I'm especially now wondering, if YellowKey was the teaser -- you know, just casually revealing a backdoor in BitLocker, like nbd -- what the actual fuck are they going to drop in July? If that's the appetizer, how juicy's the entree gonna be?
I think as long as nothing actually happens, other companies wont care. No one is capable of thinking about the future anymore, there is only next quartal and short term profits.
It might actually be needed for something big to go down first, like those 0day exploits actually get exploited and some client company or few loses a lot of money because of it. Considering how unsecure windows is, i'm a bit perplexed how nothing hasn't happened already.
Some of the other 0days this guy released are already being actively exploited in the wild, but no reports of big losses as a result of them yet.
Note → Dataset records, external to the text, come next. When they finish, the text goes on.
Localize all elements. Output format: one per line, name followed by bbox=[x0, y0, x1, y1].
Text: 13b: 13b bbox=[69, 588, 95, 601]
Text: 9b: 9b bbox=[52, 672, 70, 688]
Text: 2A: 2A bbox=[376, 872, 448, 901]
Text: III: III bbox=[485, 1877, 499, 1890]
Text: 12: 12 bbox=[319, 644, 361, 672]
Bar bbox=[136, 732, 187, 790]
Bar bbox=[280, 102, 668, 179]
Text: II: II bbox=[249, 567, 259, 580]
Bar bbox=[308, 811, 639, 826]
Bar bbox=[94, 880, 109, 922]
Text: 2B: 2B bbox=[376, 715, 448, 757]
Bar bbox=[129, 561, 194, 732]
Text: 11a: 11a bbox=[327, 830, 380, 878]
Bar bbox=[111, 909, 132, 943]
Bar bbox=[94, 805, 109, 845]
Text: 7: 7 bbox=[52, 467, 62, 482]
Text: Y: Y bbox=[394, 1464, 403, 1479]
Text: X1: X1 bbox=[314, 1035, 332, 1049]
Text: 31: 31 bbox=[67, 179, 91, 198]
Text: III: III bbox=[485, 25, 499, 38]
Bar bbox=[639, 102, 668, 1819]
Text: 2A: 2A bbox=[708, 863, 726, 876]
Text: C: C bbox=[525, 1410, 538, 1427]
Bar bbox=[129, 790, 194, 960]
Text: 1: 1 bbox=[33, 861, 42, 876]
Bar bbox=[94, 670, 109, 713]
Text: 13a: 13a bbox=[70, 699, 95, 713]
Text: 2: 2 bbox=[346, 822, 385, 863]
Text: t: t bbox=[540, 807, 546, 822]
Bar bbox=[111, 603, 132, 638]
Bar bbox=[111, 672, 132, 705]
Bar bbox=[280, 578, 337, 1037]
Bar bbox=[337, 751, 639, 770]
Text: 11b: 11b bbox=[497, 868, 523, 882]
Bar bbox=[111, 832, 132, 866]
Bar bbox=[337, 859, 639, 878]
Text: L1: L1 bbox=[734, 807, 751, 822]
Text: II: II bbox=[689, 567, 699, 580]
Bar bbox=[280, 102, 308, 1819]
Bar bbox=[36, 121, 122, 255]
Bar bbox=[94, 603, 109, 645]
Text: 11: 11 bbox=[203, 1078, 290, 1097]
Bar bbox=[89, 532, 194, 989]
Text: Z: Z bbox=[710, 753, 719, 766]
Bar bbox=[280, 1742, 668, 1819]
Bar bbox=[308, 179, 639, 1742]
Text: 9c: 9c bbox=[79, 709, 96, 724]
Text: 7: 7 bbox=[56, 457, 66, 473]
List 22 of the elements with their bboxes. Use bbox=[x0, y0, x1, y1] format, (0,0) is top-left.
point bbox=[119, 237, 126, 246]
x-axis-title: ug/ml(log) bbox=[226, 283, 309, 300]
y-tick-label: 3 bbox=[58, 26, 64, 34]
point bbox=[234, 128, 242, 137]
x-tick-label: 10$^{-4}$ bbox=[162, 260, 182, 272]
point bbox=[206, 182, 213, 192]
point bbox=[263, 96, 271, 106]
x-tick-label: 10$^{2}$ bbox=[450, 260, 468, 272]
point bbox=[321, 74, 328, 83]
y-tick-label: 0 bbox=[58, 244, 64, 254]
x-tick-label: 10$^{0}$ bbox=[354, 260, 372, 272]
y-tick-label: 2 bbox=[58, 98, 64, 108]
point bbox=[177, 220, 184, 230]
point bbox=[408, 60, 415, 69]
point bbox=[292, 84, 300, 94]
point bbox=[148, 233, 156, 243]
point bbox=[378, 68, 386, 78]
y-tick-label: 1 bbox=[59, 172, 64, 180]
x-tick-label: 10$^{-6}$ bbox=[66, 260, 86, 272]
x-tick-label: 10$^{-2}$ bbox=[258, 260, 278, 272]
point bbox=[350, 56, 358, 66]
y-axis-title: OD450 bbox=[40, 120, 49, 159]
Having said that, the entire point of BitLocker was that it was full disk encryption that you didn't have to think too much about; and now I bet every corporate IT department out there is looking at it with suspicion. If this guy can keep delivering on "things that keep sysadmins awake at night", like "oh god every hard drive we've had stolen in the last few years can be fully decrypted now", eventually a lot of them will decide it is less harrowing and less work to move their entire stack away from Microsoft than it is to live with them.
They'd better not be overselling this bomb they're gonna drop in July. I'm already moved over to Linux fully now, to quote photonicinduction: I want flames. I don't just want to see it all over the tech news, I'm hoping he screws with them hard enough the story makes it to actual TV news channels.